クラス別に色分けすると、分類の分離度も同時に把握できますの図

使いどころ #

  • 分類タスクでクラスタが綺麗に分かれているかを事前に確認する。
  • モデル化前に外れ値や非線形な関係がないかチェックする。
  • corner=True にすると上三角のダブりを省けるため、大きな特徴量数でも見やすい。

いつ使うか #

  • 適している場面: 多次元データの全変数ペアの関係を一覧で把握したいとき。
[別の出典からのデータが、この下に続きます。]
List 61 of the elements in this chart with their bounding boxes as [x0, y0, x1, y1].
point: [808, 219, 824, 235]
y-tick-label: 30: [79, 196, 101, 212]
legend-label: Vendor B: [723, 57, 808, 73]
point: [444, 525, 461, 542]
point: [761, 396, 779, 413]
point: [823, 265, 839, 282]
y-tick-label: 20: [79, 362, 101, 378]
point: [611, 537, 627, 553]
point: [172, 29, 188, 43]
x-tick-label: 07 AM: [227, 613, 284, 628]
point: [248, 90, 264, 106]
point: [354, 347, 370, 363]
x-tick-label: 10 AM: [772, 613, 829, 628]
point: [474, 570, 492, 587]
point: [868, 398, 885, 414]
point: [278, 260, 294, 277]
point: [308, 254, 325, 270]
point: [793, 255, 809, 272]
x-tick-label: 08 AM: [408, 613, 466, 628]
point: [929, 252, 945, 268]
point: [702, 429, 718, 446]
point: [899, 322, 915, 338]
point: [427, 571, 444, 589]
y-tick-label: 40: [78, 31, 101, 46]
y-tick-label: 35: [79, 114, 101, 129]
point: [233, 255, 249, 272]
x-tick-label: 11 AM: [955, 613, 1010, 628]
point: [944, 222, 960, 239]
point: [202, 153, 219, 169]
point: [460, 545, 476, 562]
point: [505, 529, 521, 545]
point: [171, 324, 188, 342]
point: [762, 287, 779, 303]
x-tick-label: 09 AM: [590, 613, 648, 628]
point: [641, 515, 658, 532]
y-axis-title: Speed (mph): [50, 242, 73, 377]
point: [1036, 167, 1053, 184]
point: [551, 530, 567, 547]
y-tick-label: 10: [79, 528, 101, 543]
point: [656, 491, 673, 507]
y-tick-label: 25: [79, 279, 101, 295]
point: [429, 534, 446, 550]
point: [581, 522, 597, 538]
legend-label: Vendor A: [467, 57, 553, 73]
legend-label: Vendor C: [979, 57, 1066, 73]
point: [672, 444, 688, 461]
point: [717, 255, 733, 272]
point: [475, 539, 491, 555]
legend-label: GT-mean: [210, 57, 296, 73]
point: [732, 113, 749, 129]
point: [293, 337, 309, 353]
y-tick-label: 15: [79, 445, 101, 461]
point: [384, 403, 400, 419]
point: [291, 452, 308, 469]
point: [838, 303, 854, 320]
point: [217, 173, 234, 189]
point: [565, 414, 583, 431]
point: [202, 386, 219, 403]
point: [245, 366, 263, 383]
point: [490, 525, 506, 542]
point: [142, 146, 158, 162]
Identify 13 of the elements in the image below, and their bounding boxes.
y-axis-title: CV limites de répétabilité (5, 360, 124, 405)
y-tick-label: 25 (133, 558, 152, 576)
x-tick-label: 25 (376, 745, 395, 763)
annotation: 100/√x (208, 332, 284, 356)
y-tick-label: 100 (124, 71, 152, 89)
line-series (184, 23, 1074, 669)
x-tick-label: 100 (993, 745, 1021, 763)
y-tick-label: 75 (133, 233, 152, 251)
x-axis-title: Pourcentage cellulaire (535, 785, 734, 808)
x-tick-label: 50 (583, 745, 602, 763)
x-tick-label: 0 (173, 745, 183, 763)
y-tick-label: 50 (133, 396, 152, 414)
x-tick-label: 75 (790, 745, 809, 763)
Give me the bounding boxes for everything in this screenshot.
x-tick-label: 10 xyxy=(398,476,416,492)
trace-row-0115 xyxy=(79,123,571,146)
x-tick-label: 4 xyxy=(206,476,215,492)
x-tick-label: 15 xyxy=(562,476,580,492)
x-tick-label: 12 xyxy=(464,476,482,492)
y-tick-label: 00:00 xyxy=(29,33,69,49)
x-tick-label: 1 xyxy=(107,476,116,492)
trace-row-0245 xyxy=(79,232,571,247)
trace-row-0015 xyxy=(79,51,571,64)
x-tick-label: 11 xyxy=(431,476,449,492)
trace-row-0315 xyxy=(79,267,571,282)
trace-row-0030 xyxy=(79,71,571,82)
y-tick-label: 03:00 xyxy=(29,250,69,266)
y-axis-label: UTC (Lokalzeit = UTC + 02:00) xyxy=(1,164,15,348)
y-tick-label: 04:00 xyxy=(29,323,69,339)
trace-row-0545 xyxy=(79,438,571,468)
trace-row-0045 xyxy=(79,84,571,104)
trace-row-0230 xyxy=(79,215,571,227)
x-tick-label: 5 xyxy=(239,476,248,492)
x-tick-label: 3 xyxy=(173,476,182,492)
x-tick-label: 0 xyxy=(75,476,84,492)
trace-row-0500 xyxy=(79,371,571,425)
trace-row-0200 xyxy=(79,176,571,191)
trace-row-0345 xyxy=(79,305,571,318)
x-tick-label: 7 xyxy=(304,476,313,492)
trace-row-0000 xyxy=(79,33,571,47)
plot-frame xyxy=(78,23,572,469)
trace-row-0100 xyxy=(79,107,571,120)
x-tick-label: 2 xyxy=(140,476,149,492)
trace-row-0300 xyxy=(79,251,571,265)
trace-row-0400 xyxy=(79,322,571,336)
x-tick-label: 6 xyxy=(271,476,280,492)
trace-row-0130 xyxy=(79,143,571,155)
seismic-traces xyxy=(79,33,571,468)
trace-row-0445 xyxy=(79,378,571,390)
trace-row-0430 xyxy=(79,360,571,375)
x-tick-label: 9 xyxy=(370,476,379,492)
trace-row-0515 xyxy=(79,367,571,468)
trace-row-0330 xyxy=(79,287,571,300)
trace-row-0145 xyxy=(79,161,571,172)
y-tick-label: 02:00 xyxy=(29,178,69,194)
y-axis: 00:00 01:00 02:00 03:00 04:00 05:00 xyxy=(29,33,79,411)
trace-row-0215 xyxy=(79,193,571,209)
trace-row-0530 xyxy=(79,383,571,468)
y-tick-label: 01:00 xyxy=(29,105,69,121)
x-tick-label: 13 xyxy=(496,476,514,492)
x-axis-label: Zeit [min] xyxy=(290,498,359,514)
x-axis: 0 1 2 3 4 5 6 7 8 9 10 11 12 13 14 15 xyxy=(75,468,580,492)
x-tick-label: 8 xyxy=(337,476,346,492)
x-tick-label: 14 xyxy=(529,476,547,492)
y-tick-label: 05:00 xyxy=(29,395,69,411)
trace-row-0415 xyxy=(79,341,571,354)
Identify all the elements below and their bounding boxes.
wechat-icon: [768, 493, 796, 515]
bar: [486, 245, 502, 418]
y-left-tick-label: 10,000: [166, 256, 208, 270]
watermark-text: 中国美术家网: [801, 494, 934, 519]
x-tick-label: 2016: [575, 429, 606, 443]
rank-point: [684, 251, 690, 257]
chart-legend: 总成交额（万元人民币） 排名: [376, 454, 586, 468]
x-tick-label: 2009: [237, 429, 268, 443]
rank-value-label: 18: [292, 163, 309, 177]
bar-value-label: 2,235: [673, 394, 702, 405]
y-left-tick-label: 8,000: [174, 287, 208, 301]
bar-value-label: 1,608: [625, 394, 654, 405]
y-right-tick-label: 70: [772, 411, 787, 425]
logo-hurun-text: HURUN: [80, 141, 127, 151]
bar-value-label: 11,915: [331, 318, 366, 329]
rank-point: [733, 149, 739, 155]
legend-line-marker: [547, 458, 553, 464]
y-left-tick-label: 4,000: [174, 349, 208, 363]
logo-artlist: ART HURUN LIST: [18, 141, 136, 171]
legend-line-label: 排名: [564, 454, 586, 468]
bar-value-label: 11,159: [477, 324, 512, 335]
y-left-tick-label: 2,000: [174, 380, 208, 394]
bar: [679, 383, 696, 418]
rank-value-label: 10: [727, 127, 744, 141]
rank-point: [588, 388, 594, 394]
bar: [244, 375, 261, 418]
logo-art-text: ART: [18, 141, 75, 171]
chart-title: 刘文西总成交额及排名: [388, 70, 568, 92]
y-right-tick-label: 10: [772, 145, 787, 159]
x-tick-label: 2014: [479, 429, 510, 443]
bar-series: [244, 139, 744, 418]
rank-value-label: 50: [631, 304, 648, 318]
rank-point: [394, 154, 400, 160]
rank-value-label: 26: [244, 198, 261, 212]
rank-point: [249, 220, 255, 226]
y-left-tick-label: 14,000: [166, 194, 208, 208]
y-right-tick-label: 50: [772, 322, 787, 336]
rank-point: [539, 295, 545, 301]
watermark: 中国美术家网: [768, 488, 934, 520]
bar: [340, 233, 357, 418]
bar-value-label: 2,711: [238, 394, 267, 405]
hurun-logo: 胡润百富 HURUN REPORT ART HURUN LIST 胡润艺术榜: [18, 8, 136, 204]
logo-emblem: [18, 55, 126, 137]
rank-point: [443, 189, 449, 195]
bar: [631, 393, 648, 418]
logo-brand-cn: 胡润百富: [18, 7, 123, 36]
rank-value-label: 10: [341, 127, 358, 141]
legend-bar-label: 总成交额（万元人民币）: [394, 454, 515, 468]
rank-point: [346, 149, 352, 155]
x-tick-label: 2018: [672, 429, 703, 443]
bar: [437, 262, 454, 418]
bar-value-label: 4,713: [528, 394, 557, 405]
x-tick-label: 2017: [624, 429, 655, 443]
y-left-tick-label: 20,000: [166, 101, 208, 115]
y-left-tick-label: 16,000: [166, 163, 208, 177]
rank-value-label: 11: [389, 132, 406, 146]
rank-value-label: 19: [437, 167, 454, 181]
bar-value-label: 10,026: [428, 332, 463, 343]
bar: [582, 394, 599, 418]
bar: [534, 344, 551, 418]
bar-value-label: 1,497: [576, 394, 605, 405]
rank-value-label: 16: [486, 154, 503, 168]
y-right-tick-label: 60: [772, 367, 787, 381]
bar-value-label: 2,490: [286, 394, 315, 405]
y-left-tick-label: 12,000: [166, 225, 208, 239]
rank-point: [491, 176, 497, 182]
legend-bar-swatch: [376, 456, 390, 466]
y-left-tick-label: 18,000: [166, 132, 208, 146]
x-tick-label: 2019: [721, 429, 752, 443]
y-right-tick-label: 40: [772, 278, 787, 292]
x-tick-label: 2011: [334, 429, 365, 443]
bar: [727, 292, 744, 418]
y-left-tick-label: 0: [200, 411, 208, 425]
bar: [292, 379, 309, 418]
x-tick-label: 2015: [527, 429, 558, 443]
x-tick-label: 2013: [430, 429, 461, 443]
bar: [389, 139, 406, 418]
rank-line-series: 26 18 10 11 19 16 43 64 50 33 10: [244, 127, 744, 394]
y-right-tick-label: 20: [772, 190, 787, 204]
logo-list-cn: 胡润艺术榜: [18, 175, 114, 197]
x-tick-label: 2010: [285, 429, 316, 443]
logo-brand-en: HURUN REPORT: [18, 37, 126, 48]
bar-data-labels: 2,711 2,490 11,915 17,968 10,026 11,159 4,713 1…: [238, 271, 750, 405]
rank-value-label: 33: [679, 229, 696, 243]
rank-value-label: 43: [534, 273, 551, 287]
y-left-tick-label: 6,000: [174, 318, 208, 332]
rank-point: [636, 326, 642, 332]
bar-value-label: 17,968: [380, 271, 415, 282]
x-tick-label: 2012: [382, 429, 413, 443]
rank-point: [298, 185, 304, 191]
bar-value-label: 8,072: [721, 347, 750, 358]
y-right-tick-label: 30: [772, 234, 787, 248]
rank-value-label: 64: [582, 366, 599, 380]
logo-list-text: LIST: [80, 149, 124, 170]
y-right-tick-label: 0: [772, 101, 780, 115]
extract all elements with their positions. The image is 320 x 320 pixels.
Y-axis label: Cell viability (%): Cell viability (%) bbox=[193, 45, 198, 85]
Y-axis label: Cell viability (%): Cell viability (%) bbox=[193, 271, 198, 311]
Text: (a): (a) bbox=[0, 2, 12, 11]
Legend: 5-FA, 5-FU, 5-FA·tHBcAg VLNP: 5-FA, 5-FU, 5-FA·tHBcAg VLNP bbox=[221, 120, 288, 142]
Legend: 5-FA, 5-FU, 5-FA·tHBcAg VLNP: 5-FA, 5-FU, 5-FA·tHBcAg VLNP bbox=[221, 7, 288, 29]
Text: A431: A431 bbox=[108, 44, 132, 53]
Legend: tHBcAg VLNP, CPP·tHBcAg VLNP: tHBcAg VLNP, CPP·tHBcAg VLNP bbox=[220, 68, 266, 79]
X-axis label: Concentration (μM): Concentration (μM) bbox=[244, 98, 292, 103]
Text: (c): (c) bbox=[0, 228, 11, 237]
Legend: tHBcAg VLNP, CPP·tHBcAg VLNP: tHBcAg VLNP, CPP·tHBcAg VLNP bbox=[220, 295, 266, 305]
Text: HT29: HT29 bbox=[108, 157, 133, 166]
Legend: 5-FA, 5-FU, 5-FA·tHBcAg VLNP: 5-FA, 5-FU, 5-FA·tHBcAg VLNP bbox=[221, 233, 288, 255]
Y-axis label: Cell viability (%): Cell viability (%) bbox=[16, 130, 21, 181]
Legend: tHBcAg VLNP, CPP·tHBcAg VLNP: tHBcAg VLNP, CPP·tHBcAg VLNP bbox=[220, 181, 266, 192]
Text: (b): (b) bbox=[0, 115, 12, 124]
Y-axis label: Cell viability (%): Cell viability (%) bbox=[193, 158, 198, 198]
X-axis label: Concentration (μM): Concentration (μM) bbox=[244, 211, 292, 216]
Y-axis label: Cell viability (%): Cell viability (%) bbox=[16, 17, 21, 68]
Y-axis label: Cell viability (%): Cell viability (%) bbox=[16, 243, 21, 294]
非線形な関係も視覚的に発見できます。
  • 不向きな場面: 変数が10個を超えるとプロットが膨大になり、個々のセルが小さくて読めなくなります。
  • 代替手段: 変数が多い場合は相関ヒートマップで全体像を確認し、注目ペアだけ散布図で深掘りする方法が効率的です。

よくある失敗パターン #

  • 変数が多すぎて個々のセルが小さい: 10 変数以上だと 100 個以上のセルになり、各セルが小さすぎて判読できません。事前に相関ヒートマップで絞り込んでください。
  • 対角要素の活用不足: 対角にヒストグラムや KDE を配置しないと各変数の分布情報が抜け落ちます。対角に分布プロットを入れましょう。